That, right there, is the essence of the big tent - not that each and every one of us will find everything we want - but that each of us can find enough of what we want to still have fun. It is about the essence of the overall experience, not about the details.
And still, 5e cannot give proper support to tactical gameplay. Would you say, in the context of D&D, that sound rules for tactical gameplay are just about the details? Not that I'm personally looking forward to it, but it was promised. And that's the point: in my opinion, a D&D big tent where tactical gameplay is not a real option is not a big tent at all. This is not about supporting an obscure narrative style favored by fans of Dragonlance 5th Age, people who would enjoy some usable flanking rules may well be a silent majority, we may never know.

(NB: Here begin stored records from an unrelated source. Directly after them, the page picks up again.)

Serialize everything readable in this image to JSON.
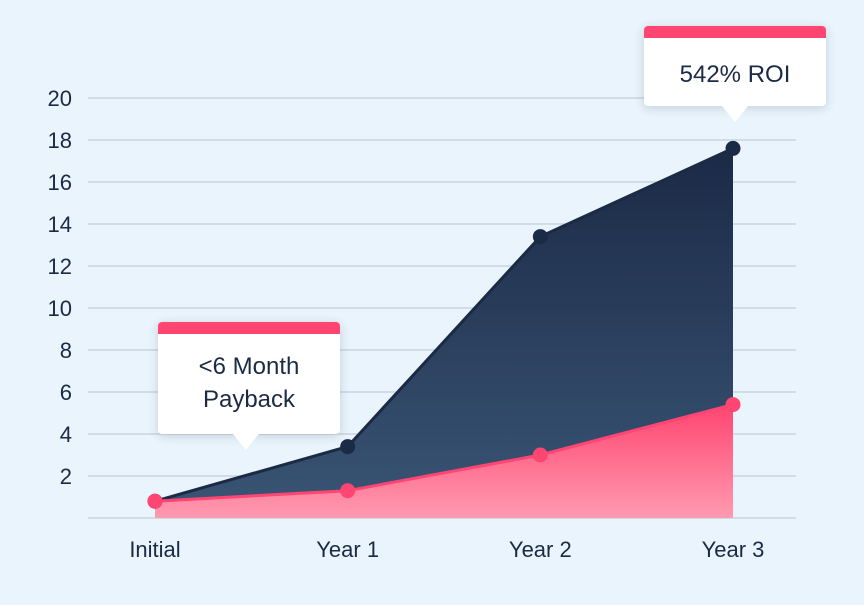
{
  "chart_data": {
    "type": "area",
    "categories": [
      "Initial",
      "Year 1",
      "Year 2",
      "Year 3"
    ],
    "series": [
      {
        "values": [
          0.8,
          3.4,
          13.4,
          17.6
        ],
        "color": "#1b2a45"
      },
      {
        "values": [
          0.8,
          1.3,
          3.0,
          5.4
        ],
        "color": "#ff4571"
      }
    ],
    "yticks": [
      "2",
      "4",
      "6",
      "8",
      "10",
      "12",
      "14",
      "16",
      "18",
      "20"
    ],
    "ylim": [
      0,
      20
    ],
    "grid": true,
    "title": "",
    "xlabel": "",
    "ylabel": "",
    "annotations": {
      "payback": {
        "lines": [
          "<6 Month",
          "Payback"
        ],
        "category": "Initial",
        "accent": "#ff4571"
      },
      "roi": {
        "lines": [
          "542% ROI"
        ],
        "category": "Year 3",
        "accent": "#ff4571"
      }
    }
  },
  "colors": {
    "background": "#e9f4fc",
    "grid": "#c9d3de",
    "text": "#1b2a45"
  }
}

And, I think they honestly believed that, at the time. I think that was the plan. But no plan survives contact with reality intact. Reality is, they can't produce all those things, but keep the game scope and publication cycle down to sustainable rates.

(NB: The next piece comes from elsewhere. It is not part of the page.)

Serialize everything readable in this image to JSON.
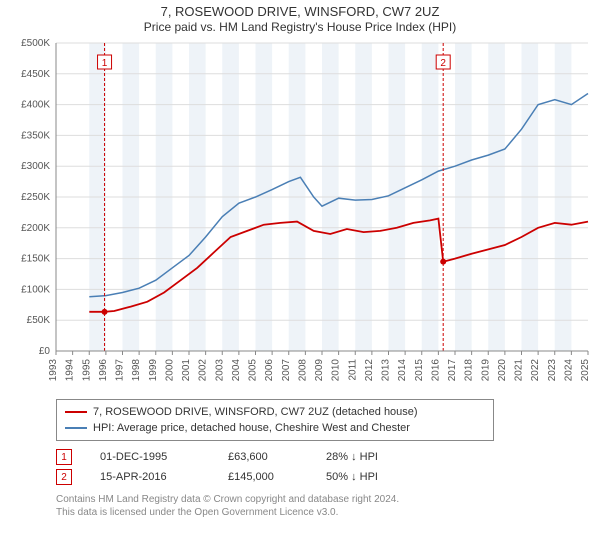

I agree with that. I'm not asking WotC to deliver on everything, though, I just think they should at least try to deliver something. By now, they're not even trying.
I think, then, that you completely misunderstand what UA is, and what its playtest material represents. It is NOT a statement of where they are going. It is an EXPERIMENT - they demonstrably listen to the playtest feedback, and adjust plans accordingly.
I don't think they're experimenting with UA anymore. The mystic from 3 years ago, the sorcerer that appeared in one of the playtests, those were experiments. For some time now, UA has been mainly about in how many ways they can reflavor/reskin/adapt in a different base class the same set of character options.
Also, related, I think you may have forgotten one of the biggest lessons of RPG history - Do. Not. Split. Your. Audience. Build a game where disparate individuals can go off and play in their little, insular corners, and your audience is split. Each sub-group will expect full support for its little niche, and as we have seen, that's not viable. A successful Big Tent game keeps us all together, rather than sending us off into little sub-groups.
While this has been the generally accepted Ryan Dancey wisdom on the matter for some time now, other publishers have thrived by going in a different route. Personally, I believe the sweet spot is probably somewhere in between TSR releasing a Monster Compendium for Birthright and Jeremy Crawford believing they should not spend 30 pages from a future sourcebook with a psionics subsystem that is not just some subclasses with no underlying connection within the rules.
Here, you say they aren't willing to iterate and innovate, but when they do experiments in UA, you get "worried" about "statements". You do realize that this kind of approach makes it impossible to please you?
If you think the last UA counts as a real experiment, good to you, the same message can be read in different ways by different interlocutors. From my point of view, though, they're not even trying anymore. If this proves to be the best way to make D&D bigger and the Hasbro shareholders richer, good. I can live with that. I don't play D&D exclusively, so I can always look for a different game system whenever I feel like 5e is not checking all the right boxes.
By the way - history: in the time it has taken Pathfinder to get around to doing one major overhaul of its core, D&D has done two. If your takeaway is that Pathfinder is more willing to experiment... well, you take that away, then.
For financial reasons, it seems. Once the cash started flowing in the right direction again, they could not be bothered to release an artificer that's not just a variant spellcaster with a sidebar describing "what's happening in the fiction when you 'cast' your spells".